Clear Capital, a provider of real estate valuations and data, said in its Home Data Market Index Report last month that it expects the Houston-Sugarland-Baytown area to see 3.6% growth in home prices, second out of fifty metropolitan areas included in the report. Washington, D.C. led the way with a projected 6.5% growth, and eleven other areas, including Dallas-Fort Worth, New Orleans, and Memphis are also expected to make modest gains this year. Nationwide, though, home prices are expected to slip an average of 3.7%, after a 4.1% decline in 2010. It’s not hard to see how even the modest growth expected for Houston puts us close to the top of the nation.
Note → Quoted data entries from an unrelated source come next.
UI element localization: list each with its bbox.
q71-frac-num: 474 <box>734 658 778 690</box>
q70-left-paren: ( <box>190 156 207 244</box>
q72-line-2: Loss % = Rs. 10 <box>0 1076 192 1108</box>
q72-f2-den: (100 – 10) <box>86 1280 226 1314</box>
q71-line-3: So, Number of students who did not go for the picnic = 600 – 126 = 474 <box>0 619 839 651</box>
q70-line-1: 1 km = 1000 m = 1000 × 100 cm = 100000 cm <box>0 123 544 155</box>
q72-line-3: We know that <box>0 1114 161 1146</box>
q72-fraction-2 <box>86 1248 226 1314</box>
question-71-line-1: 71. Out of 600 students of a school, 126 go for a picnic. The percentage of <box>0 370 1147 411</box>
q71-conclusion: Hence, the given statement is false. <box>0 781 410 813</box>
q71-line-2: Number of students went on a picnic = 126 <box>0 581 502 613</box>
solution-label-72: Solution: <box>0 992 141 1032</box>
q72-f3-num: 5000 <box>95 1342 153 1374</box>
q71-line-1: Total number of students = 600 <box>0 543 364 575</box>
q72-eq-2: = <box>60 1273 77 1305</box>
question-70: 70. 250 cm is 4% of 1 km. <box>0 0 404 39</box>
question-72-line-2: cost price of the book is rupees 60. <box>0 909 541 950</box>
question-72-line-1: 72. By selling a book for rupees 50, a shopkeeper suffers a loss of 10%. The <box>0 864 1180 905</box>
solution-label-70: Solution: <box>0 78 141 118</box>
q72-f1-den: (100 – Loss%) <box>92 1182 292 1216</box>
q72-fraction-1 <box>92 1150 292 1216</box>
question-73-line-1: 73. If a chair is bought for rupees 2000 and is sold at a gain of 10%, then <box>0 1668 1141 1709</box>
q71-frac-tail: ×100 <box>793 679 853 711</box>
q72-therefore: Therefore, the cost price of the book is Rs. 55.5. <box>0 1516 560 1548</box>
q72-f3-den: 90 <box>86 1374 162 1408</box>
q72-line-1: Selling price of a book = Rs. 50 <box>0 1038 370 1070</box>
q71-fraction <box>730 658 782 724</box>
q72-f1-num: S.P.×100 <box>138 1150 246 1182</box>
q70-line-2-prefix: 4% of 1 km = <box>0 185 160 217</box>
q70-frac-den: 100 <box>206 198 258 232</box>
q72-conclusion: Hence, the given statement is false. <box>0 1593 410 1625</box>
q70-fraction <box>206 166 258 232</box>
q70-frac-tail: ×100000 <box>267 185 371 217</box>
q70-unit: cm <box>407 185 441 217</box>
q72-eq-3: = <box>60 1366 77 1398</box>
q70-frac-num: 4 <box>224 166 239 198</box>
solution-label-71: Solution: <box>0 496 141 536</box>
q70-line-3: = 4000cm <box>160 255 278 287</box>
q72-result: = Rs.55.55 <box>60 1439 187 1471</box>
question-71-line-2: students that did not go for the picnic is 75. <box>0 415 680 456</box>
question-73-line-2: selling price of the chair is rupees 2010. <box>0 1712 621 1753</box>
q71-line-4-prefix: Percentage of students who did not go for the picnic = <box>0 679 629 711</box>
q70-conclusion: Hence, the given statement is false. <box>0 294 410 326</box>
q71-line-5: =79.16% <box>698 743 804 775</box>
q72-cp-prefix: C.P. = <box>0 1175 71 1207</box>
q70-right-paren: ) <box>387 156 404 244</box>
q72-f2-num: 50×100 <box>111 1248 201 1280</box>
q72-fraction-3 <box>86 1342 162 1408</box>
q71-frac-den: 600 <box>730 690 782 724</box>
A couple of areas for optimism exist in the national picture, though. First, the roller coaster ride home prices took in 2010 isn’t expected to repeat itself. Last year, as government incentives encouraged homebuyers in the spring, average sale prices rose 9.7% between March and August, only to fall by 9.4% over the remainder of the year as the tax credits expired and foreclosure sales increased. Now, as markets shed the after-effects of those tax incentives, prices - while lower - are expected to stabilize in 2011. Additionally, nearly half of all the price declines predicted in Clear Capital’s report are expected to hit in the first quarter. In fact, 14 of the 50 markets reviewed are expecting gains in the latter half of 2011.
Another positive prediction for Houston came from Mike Inselmann, president of Metrostudy research firm, last month. Speaking of the local homebuilding market, he said he believes it has hit its bottom and is on an upswing. After a flat couple of years, Inselmann predicted increases in home starts between 1.3 to 6.6% over 2010. And while he noted that it’s hard to call a little over 1% growth a recovery, again it’s all in the perspective. “We’re at the bottom,” he said. “Most non-Texas markets are still searching for the bottom.”
So what’s helping make Houston’s future brighter? As Alex Villacorta, senior statistician at Clear Capital states, “Understanding which path a given market is likely to follow is dependent on several key factors, but the two clear drivers are local unemployment rates and the prevalence of distressed homes.” Houston’s percentage of homes sold as foreclosures is around the national average of 26%, but it had a year-over-year drop in January of 2%, a positive sign. And as for jobs, economic forecasts are predicting over 18,000 new jobs this year for Houston.
With jobs, of course, come people. Allied Van Lines’ annual moving survey listed Texas as the state with the most net relocation gains (i.e. more people moving in than moving out), a title our state has held for the last 6 years. And people need homes. As Inselmann pointed out, 15,000 apartment units were absorbed in 2010, leading to higher demand this year. Higher demand generally leads to higher rent, and higher rent will send some renters into the homebuying market.
Some of these predictions seem to coming to pass. The Houston Association of Realtors’ market report showed that total home sales rose in January for the first time in seven months. Additionally, average home prices increased 2.2%, continuing an upward trend that began in mid-2010. A single-family home’s average selling price was $196,879, the highest on record for a January in Houston. While much of the price increases are attributable to gains in the luxury home market, the $150,000-250,000 market segment also saw growth starting in December, its first uptick since last May. In fact, all home markets saw increases last month, and while we’ll need to see a few more months of growth before calling it a trend, Houston’s market certainly started 2011 on a positive note.
Of course any recovery is tenuous, and factors like oil prices and state budgets will no doubt have an effect. But Houston is well-positioned to lead the way towards a steady housing recovery. To quote Mike Inselmann, “The next 10 years are a great time to do business in Houston.” It’s not a bad time to live here either.